Judgy spam commenter. I much preferred the one who said “We’re a bunch of volunteers and opening a new scheme in our community. Your site offered us with helpful information to work on. You’ve done an impressive process and our entire neighbourhood might be thankful to you. Visit my webpage fuck.net.”

I do like the idea of an entire neighbourhood being thankful to me. I’m not sure if I have the same journey to an end in mind as the good people at fuck.net, but I do like to be helpful.


  1. BWAH! Those are some of the best spam comments I’ve ever read. Good stuff. I would say more but circumstances prohibit. Let’s just say I’m also having wine and the Internet tonight…

  2. I stared at that towel for a long time before the name made sense. I hate puns.

    If invited, do not go to the fuck.net community potluck. Just a thought. But if you do go, I won’t judge you.
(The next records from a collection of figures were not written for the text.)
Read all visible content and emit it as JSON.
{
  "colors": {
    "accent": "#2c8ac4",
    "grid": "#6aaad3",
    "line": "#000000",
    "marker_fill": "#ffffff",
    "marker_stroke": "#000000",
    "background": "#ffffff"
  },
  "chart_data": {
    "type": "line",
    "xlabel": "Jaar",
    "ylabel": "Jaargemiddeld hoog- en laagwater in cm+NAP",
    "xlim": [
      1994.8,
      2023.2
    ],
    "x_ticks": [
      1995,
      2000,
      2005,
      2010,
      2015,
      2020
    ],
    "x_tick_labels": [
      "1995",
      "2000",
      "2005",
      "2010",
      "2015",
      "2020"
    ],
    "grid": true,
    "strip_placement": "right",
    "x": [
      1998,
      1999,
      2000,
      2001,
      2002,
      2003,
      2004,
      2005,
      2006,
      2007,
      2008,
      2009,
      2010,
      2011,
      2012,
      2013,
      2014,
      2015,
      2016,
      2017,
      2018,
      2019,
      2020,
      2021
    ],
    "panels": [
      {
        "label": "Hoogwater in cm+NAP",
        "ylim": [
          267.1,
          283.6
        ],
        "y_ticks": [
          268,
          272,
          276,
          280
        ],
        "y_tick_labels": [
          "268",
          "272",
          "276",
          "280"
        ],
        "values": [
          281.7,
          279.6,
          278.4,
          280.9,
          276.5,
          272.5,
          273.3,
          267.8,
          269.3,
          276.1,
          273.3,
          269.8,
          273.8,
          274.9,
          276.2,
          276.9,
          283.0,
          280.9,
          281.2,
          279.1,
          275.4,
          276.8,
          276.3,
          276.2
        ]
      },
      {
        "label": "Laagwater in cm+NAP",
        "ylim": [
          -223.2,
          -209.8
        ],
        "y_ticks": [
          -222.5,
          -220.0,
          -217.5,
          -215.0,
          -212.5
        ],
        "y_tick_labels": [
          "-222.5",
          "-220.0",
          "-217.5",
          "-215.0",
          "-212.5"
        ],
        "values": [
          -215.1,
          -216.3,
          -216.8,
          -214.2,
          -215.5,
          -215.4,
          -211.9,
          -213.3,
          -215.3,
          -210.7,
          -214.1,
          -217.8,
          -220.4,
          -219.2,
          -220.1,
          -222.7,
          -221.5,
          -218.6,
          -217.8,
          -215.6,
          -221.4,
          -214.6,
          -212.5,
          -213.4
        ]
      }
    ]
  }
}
    That’s a lie. I totally will.

  3. “Road cone in the ass”
    True story.
    I’m sure that they were really depressed when they came upon a “Mom/I’m fucking nuts/My husband wears underwear with holes in them” kind of blog.
    I hope that the wine made you feel better

  4. Ha! That comment from fuck.net is priceless. I’m considering putting it on a sampler. Why doesn’t anyone ever tell me I’ve done an impressive process? I do impressive process ALL THE FUCKING TIME.